26 de maio de 2010

Campa velada 42 anos estava vazia

O corpo era para ser transladado quando se descobriu que o caixão em chumbo continha apenas areia, uma meia, um sapato e um par de calças.

Ao longo de 42 anos, Isilda limpou e colocou flores na campa do marido no cemitério da Bufarda, em Peniche. E foi acalentando o desejo de ser sepultada no mesmo coval. Na segunda--feira, quando os familiares se preparavam para cumprir a sua vontade, constataram, estupefactos, que no caixão não havia quaisquer restos mortais do militar, apenas areia.

Tertuliano Rosário Henriques combateu e faleceu em Angola, em 1967, com 22 anos, num acidente de viação. Para Portugal foi enviado um caixão de chumbo, selado, que a família supunha conter o cadáver. O funeral do combatente realizou-se em Bufarda, freguesia de Atouguia da Baleia, num espaço correspondente a um corredor do cemitério, à espera de haver um talhão disponível. A sua mulher, Isilda Henriques, sempre afirmou que queria ser sepultada no mesmo espaço que o marido. E para isso comprou um terreno.

Quando faleceu, a família tratou de cumprir o seu desejo. Mas durante o funeral de Isilda Henriques, anteontem, ficou a saber-se que no caixão que deveria conter o corpo de Tertuliano Henriques, nem ossadas existiam. A transladação foi cancelada e a vontade de Isilda Henriques está por concretizar.

'Não havia ossadas nenhumas. Apenas lá estava um sapato, uma meia, um par de calças e areia vermelha', contou ontem Manuel Salvador, presidente da Junta de Freguesia de Atouguia da Baleia, que comunicou o caso à GNR. 'Ainda bem que não foi possível transladar o corpo antes da senhora falecer. Imagine-se o estado em que ficava, depois de andar mais de 40 anos a colocar flores e a limpar a campa do marido e saber que o caixão estava vazio?', adianta.

'Estamos chocados', desabafou Luís Bernardo, sobrinho do militar, adiantando: 'Ele morreu num despiste de jipe, foi projectado.
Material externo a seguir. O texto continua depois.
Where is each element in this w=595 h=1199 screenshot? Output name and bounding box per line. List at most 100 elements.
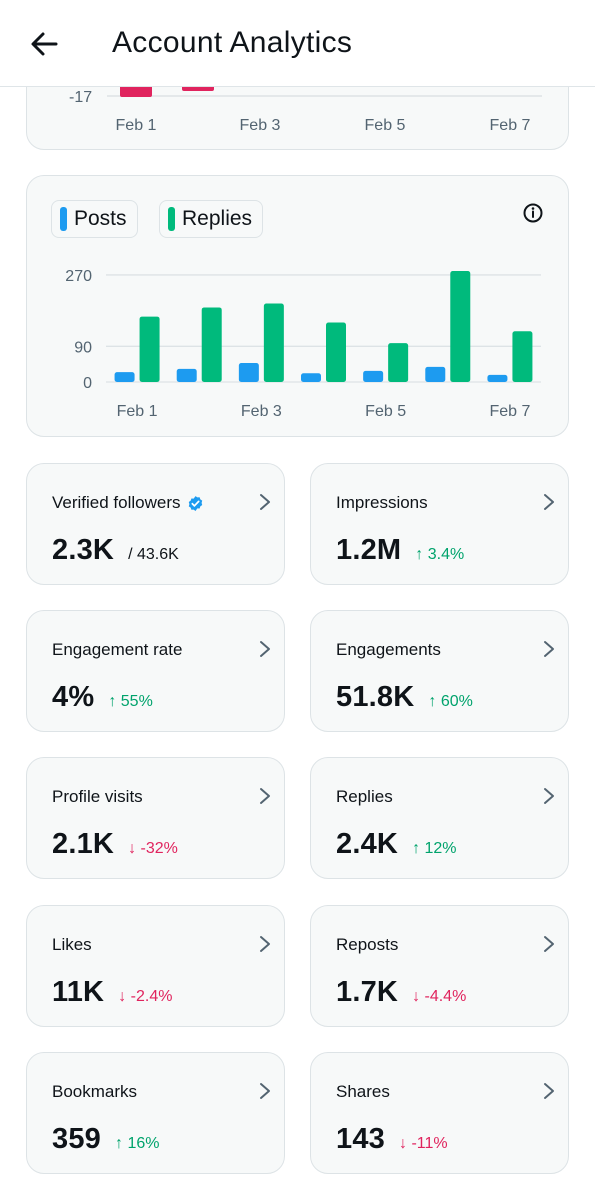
- bar-replies: [388, 343, 409, 382]
- stat-delta: ↓ -2.4%: [118, 988, 173, 1005]
- stat-label-text: Reposts: [336, 935, 399, 954]
- bar-posts: [238, 362, 259, 382]
- back-arrow-icon: [31, 32, 58, 56]
- verified-badge-icon: [188, 495, 202, 511]
- stat-label-text: Engagement rate: [52, 640, 183, 659]
- legend-replies[interactable]: Replies: [159, 200, 264, 238]
- bar-replies: [263, 303, 284, 382]
- stat-value: 51.8K: [336, 681, 415, 713]
- stat-label: Verified followers: [52, 493, 204, 513]
- stat-value-row: 143 ↓ -11%: [336, 1123, 448, 1156]
- stat-value: 359: [52, 1123, 101, 1155]
- stat-value: 11K: [52, 976, 105, 1008]
- stat-card-engagements[interactable]: Engagements 51.8K ↑ 60%: [310, 610, 569, 732]
- previous-chart: -17 Feb 1 Feb 3 Feb 5 Feb 7: [69, 85, 542, 134]
- stat-delta: ↑ 12%: [412, 840, 457, 857]
- back-button[interactable]: [22, 22, 66, 66]
- stat-value-row: 2.3K / 43.6K: [52, 534, 179, 567]
- stat-card-likes[interactable]: Likes 11K ↓ -2.4%: [26, 905, 285, 1027]
- bar-replies: [512, 331, 533, 382]
- chevron-right-icon: [260, 788, 270, 804]
- chevron-right-icon: [260, 494, 270, 510]
- stat-label: Bookmarks: [52, 1082, 137, 1102]
- previous-chart-xtick: Feb 7: [490, 117, 531, 134]
- stat-label-text: Bookmarks: [52, 1082, 138, 1101]
- posts-swatch: [60, 207, 67, 231]
- stat-value-row: 1.7K ↓ -4.4%: [336, 976, 466, 1009]
- previous-chart-bar: [120, 85, 152, 97]
- stat-value-row: 2.4K ↑ 12%: [336, 828, 457, 861]
- chevron-right-icon: [544, 1083, 554, 1099]
- page-title: Account Analytics: [112, 26, 353, 59]
- stat-delta: ↓ -32%: [128, 840, 178, 857]
- stat-value-row: 1.2M ↑ 3.4%: [336, 534, 464, 567]
- bar-posts: [425, 366, 446, 382]
- stat-label: Replies: [336, 787, 393, 807]
- stat-delta: ↓ -4.4%: [412, 988, 467, 1005]
- stat-value: 2.1K: [52, 828, 115, 860]
- stat-delta: ↑ 60%: [428, 693, 473, 710]
- y-tick-label: 0: [83, 375, 92, 392]
- stat-value: 143: [336, 1123, 385, 1155]
- info-icon[interactable]: [521, 201, 545, 225]
- previous-chart-xtick: Feb 5: [365, 117, 406, 134]
- stat-value: 1.7K: [336, 976, 399, 1008]
- legend-posts-label: Posts: [74, 207, 127, 230]
- stat-card-replies[interactable]: Replies 2.4K ↑ 12%: [310, 757, 569, 879]
- bar-posts: [176, 368, 197, 382]
- stat-delta: ↑ 3.4%: [415, 546, 465, 563]
- stat-value-row: 4% ↑ 55%: [52, 681, 153, 714]
- chevron-right-icon: [544, 788, 554, 804]
- x-tick-label: Feb 1: [117, 403, 158, 420]
- chevron-right-icon: [544, 494, 554, 510]
- bar-posts: [301, 373, 321, 382]
- chevron-right-icon: [260, 641, 270, 657]
- chevron-right-icon: [544, 936, 554, 952]
- stat-card-reposts[interactable]: Reposts 1.7K ↓ -4.4%: [310, 905, 569, 1027]
- stat-delta: ↑ 16%: [115, 1135, 160, 1152]
- stat-label: Likes: [52, 935, 92, 955]
- y-tick-label: 90: [74, 339, 92, 356]
- stat-card-shares[interactable]: Shares 143 ↓ -11%: [310, 1052, 569, 1174]
- bar-replies: [201, 307, 222, 382]
- chevron-right-icon: [260, 1083, 270, 1099]
- bar-posts: [363, 370, 384, 382]
- bar-replies: [450, 270, 471, 382]
- x-tick-label: Feb 5: [365, 403, 406, 420]
- previous-chart-ytick: -17: [69, 89, 92, 106]
- stat-card-engagement-rate[interactable]: Engagement rate 4% ↑ 55%: [26, 610, 285, 732]
- app-header: Account Analytics: [0, 0, 595, 87]
- stat-total: / 43.6K: [128, 546, 179, 563]
- stat-label-text: Profile visits: [52, 787, 143, 806]
- legend-posts[interactable]: Posts: [51, 200, 138, 238]
- stat-value-row: 359 ↑ 16%: [52, 1123, 159, 1156]
- bar-replies: [139, 316, 160, 382]
- stat-card-verified-followers[interactable]: Verified followers 2.3K / 43.6K: [26, 463, 285, 585]
- stat-value-row: 51.8K ↑ 60%: [336, 681, 473, 714]
- stat-value: 1.2M: [336, 534, 402, 566]
- posts-replies-bar-chart: 0 90 270 Feb 1 Feb 3 Feb 5 Feb 7: [65, 268, 541, 420]
- chevron-right-icon: [260, 936, 270, 952]
- chevron-right-icon: [544, 641, 554, 657]
- stat-label: Impressions: [336, 493, 428, 513]
- stat-card-profile-visits[interactable]: Profile visits 2.1K ↓ -32%: [26, 757, 285, 879]
- legend-replies-label: Replies: [182, 207, 253, 230]
- stat-label: Engagement rate: [52, 640, 182, 660]
- x-tick-label: Feb 3: [241, 403, 282, 420]
- stat-label-text: Likes: [52, 935, 92, 954]
- stat-label-text: Replies: [336, 787, 393, 806]
- stat-label-text: Engagements: [336, 640, 441, 659]
- stat-label-text: Impressions: [336, 493, 428, 512]
- stat-card-bookmarks[interactable]: Bookmarks 359 ↑ 16%: [26, 1052, 285, 1174]
- stat-value: 2.4K: [336, 828, 399, 860]
- bar-posts: [487, 374, 508, 382]
- previous-chart-xtick: Feb 3: [240, 117, 281, 134]
- stat-label: Reposts: [336, 935, 398, 955]
- replies-swatch: [168, 207, 175, 231]
- stat-value: 4%: [52, 681, 95, 713]
- stat-delta: ↑ 55%: [108, 693, 153, 710]
- x-tick-label: Feb 7: [489, 403, 530, 420]
- stat-value: 2.3K: [52, 534, 115, 566]
- stat-card-impressions[interactable]: Impressions 1.2M ↑ 3.4%: [310, 463, 569, 585]
- y-tick-label: 270: [65, 268, 92, 285]
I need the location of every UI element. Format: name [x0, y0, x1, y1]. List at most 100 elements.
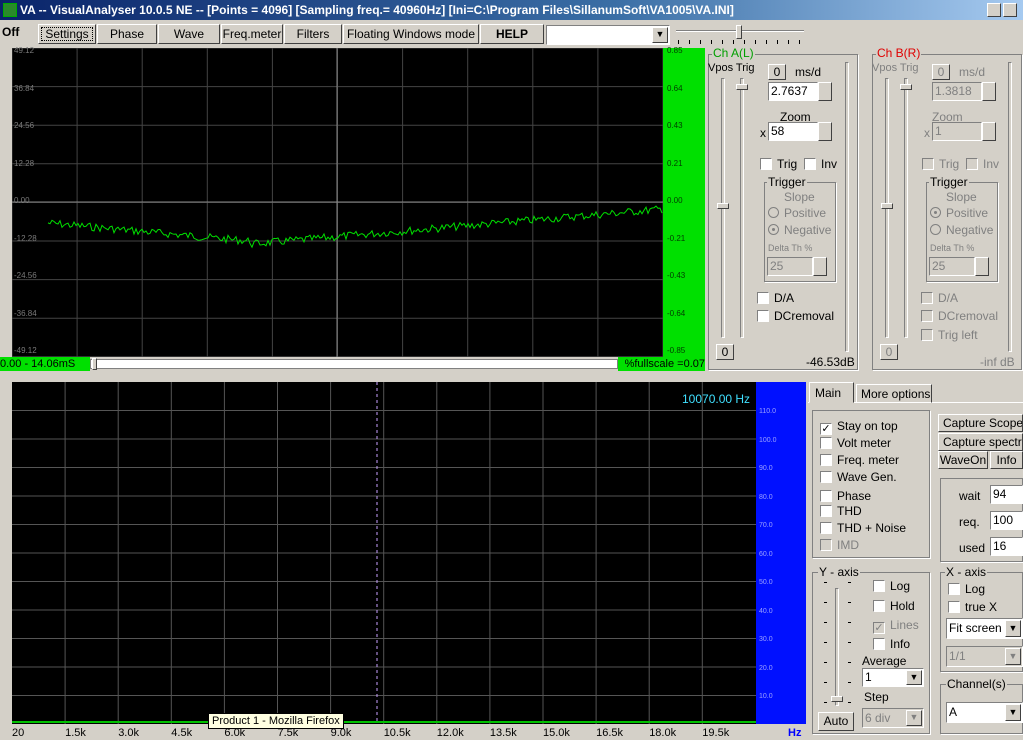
fit-screen-dropdown-icon[interactable]: ▼	[1005, 620, 1021, 637]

Se tivesse sido uma mina, compreendia-se que o corpo tivesse ficado em mau estado, mas assim não'. Para Luís Bernardo, 'a família está outra vez a viver a mesma dor' de há 42 anos e pondera agora apresentar queixa em tribunal contra o Estado por 'danos morais'.

MEMÓRIA DE UM MORTO-VIVO DA GUERRA COLONIAL


Manuel Maltez, combatente em Moçambique, foi dado como morto em 1971. A família, de Ílhavo, recebeu a notícia, um caixão, e fez o funeral. Depois do 25 de Abril, soube--se que havia um grupo de soldados portugueses presos pela Frelimo num campo da Tanzânia. Melo Antunes, militar do MFA e governante, negociou o regresso dos soldados. Neles vinha Maltez, que tinha sido apanhado numa emboscada, e depara-se com a própria campa. Foi repudiado pela família e parte da aldeia, acabando recolhido por uma mulher que, mais tarde, matou.

PORMENORES

MESES À ESPERA


A família de Tertuliano Henriques esteve dois meses à espera da transladação do corpo para Portugal. O acidente aconteceu um mês e meio depois de ter chegado a Angola.

VELAR O VAZIO

Manuel Silva Alves, que denunciou o caso a pedido dos familiares do combatente que vivem na Alemanha, lamenta que tenham passado 'tantos anos a velar areia', adiantando que o Estado deve ser responsabilizado.